Poverty and hunger have no cause; like ignorance, they are the natural state of Man. If you do nothing to find food, you will be hungry. If you do not create or find wealth, you will be poor. It is wealth and prosperity that have a “cause”, not poverty. Luckily, the requirements for wealth creation are not difficult to understand. Metrics like the Economic Freedom Index show that in countries where grinding poverty and starvation exist, the fundamental foundations for wealth creation are missing.
Property rights are not respected by the state, taxes are high, honest enforcement of contracts is absent, the freedom to buy, sell, or start a business is restricted by laws and permits, and government corruption is everywhere. Not only does this hamstring local economic development, it keeps foreign investment at bay as well. To end hunger, this is what needs to change.

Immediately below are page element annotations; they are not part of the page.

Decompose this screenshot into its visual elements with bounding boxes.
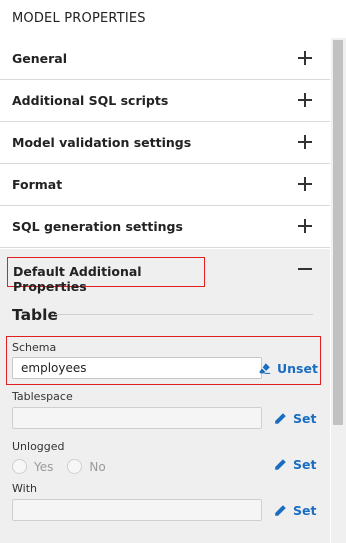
- set-label: Set: [293, 411, 317, 426]
- accordion-label: Additional SQL scripts: [12, 93, 169, 108]
- unset-label: Unset: [277, 361, 318, 376]
- unlogged-label: Unlogged: [12, 440, 65, 453]
- tablespace-input[interactable]: [12, 407, 262, 429]
- accordion-sql-scripts[interactable]: Additional SQL scripts: [0, 80, 330, 122]
- panel-title: MODEL PROPERTIES: [12, 11, 146, 26]
- pencil-icon: [275, 505, 286, 516]
- eraser-icon: [259, 363, 271, 374]
- accordion-label: SQL generation settings: [12, 219, 183, 234]
- with-input[interactable]: [12, 499, 262, 521]
- accordion-label: General: [12, 51, 67, 66]
- accordion-label: Format: [12, 177, 63, 192]
- accordion-label: Default Additional Properties: [13, 264, 142, 294]
- tablespace-set-button[interactable]: Set: [274, 411, 316, 426]
- section-title: Table: [12, 306, 58, 324]
- pencil-icon: [275, 413, 286, 424]
- radio-no[interactable]: [67, 459, 83, 474]
- plus-icon[interactable]: [298, 93, 312, 107]
- set-label: Set: [293, 503, 317, 518]
- properties-panel: General Additional SQL scripts Model val…: [0, 38, 330, 543]
- unlogged-set-button[interactable]: Set: [274, 457, 316, 472]
- with-label: With: [12, 482, 37, 495]
- accordion-default-properties: Default Additional Properties Table Sche…: [0, 249, 330, 543]
- plus-icon[interactable]: [298, 135, 312, 149]
- schema-input[interactable]: [12, 357, 262, 379]
- accordion-header-default-properties[interactable]: Default Additional Properties: [7, 257, 205, 294]
- radio-no-label: No: [89, 459, 106, 474]
- accordion-label: Model validation settings: [12, 135, 192, 150]
- set-label: Set: [293, 457, 317, 472]
- plus-icon[interactable]: [298, 51, 312, 65]
- accordion-format[interactable]: Format: [0, 164, 330, 206]
- scrollbar-thumb[interactable]: [333, 40, 343, 425]
- minus-icon[interactable]: [298, 268, 312, 270]
- pencil-icon: [275, 459, 286, 470]
- accordion-general[interactable]: General: [0, 38, 330, 80]
- plus-icon[interactable]: [298, 177, 312, 191]
- plus-icon[interactable]: [298, 219, 312, 233]
- radio-yes[interactable]: [12, 459, 27, 474]
- unlogged-radio-group: Yes No: [12, 459, 106, 474]
- radio-yes-label: Yes: [34, 459, 54, 474]
- section-divider: [55, 314, 313, 315]
- with-set-button[interactable]: Set: [274, 503, 316, 518]
- accordion-validation[interactable]: Model validation settings: [0, 122, 330, 164]
- schema-label: Schema: [12, 341, 57, 354]
- unset-button[interactable]: Unset: [258, 361, 318, 376]
- accordion-sql-generation[interactable]: SQL generation settings: [0, 206, 330, 248]
- tablespace-label: Tablespace: [12, 390, 73, 403]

The good news is that since the industrial revolution, and the spread of capitalism and free markets, global rates of extreme poverty have been in freefall. From 94 per cent in 1820, to 44 per cent in 1981, to less than 10 per cent in 2015, this unprecedented reduction in human suffering is cause for celebration, but somehow always seems to escape the notice of the left. Indeed, much like socialist Venezuela blames capitalism while it collapses into absolute starvation, Mr. Ferrer blames hunger on the free market ideology that has reduced it from the norm to the exception.